Dragon ignored my gibe about her behavior toward me. “The lad hit the Gypsy?” Her eyes widened.
I nodded. “Gave him a bloody nose. That’s why I needed Cleric and her healing herbs.”
Dragon growled. “You are right. Something is going on.” She narrowed her eyes and templed her clawed fingers. She sat there for many long moments, deliberating. “It may be just the heat . . . or the boredom . . . but I think we should look for other possible causes. Most of us are good friends. We have been companions for a long time here in your world, longer in our memories of our own world. With the exception of the annoying elf and more recently the Bounty Hunter, we have never had any serious conflicts.”

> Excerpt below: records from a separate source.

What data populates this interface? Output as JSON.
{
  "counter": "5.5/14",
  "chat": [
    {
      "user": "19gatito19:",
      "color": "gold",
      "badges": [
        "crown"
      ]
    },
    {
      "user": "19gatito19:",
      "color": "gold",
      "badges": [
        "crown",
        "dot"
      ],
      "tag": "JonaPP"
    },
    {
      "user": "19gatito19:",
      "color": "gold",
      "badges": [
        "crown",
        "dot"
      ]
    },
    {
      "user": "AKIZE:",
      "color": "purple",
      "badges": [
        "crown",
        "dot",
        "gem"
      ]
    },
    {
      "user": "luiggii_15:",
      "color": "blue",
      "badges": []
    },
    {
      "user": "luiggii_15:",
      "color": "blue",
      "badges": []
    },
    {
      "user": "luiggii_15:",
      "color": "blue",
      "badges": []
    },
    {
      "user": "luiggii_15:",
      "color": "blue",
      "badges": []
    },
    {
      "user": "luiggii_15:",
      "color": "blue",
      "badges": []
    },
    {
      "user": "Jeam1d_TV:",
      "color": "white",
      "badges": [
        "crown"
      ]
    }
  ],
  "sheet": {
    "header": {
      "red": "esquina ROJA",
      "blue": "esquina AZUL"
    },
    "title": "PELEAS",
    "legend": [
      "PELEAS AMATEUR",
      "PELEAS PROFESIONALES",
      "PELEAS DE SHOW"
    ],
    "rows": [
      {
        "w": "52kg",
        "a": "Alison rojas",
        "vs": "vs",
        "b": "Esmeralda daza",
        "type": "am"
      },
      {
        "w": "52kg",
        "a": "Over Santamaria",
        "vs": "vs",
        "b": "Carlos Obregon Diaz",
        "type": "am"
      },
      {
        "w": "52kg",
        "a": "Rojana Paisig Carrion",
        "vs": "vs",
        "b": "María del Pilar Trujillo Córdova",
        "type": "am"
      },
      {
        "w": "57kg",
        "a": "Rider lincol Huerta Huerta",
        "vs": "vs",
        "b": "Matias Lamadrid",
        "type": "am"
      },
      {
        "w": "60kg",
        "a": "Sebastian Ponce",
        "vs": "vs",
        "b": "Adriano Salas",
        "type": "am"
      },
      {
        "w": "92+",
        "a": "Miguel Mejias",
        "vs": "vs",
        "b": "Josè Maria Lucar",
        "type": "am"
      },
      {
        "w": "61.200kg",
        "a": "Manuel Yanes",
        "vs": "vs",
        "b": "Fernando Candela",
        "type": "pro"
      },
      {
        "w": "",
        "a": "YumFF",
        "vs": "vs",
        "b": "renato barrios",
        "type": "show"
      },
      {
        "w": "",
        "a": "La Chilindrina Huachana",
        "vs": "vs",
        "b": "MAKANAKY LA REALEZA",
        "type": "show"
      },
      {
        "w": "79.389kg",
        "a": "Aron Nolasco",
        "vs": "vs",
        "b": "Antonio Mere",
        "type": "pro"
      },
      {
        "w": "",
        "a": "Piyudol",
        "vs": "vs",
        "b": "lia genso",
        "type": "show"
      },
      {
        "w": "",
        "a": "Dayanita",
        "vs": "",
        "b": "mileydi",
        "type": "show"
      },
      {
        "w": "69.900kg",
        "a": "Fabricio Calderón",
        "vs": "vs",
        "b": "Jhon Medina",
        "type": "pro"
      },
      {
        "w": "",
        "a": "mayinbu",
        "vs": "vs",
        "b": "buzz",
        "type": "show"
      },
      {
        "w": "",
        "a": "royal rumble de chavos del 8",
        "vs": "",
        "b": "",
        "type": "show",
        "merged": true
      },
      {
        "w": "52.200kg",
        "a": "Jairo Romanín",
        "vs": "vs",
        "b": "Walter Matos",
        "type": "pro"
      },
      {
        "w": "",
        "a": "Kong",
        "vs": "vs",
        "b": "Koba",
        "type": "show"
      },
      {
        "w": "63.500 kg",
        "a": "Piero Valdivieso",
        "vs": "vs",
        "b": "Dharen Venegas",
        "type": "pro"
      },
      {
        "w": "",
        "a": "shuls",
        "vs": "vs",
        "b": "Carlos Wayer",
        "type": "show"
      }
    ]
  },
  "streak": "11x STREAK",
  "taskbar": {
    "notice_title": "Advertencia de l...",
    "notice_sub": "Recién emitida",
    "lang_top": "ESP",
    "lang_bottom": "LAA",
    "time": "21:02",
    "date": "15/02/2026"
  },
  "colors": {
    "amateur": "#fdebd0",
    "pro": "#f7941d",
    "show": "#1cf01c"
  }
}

“I agree. I was shocked at the incidents today, friend against friend, both in verbal conflict and in physical altercation.”
“I will investigate.”
“I appreciate that. Should I gather everyone together and tell them this behavior will not be tolerated?”
Dragon shook her head. “If it is just the heat and the boredom, I am sure most of us have realized that our actions are regrettable. If there is something more sinister at work, telling us that our behavior will not be tolerated will have no effect, other than possibly exacerbating it.”
“You say our actions, our behavior. Do you include yourself in this? Did you have no reason for attacking my Arrogant One? Or for disparaging my intelligence?”
Again she ignored my reference to her behavior toward me. “I am not sure. When I attacked the elf, I had a reason. Now, however, I can not recall what it may have been. Perhaps it was just his characteristic arrogance rubbing me the wrong way. Perhaps it was something more. Let me deliberate. Perhaps I will have a better answer for you in time.”
Dragon stood there, shuffling one foot back and forth.
I quirked an eyebrow and tilted my head. “Was there something else?”
“Well, I suppose I should apologize for being disparaging toward you.” She looked at me sheepishly and fidgeted.
“Well, I suppose I should accept your apology.” I winked, and we both smiled.
When Miles got home that evening, he asked me how my day had been. I just looked at him, rolled my eyes, and laughed. “Why don’t we go out to dinner? I’ll tell you all about it on the way.”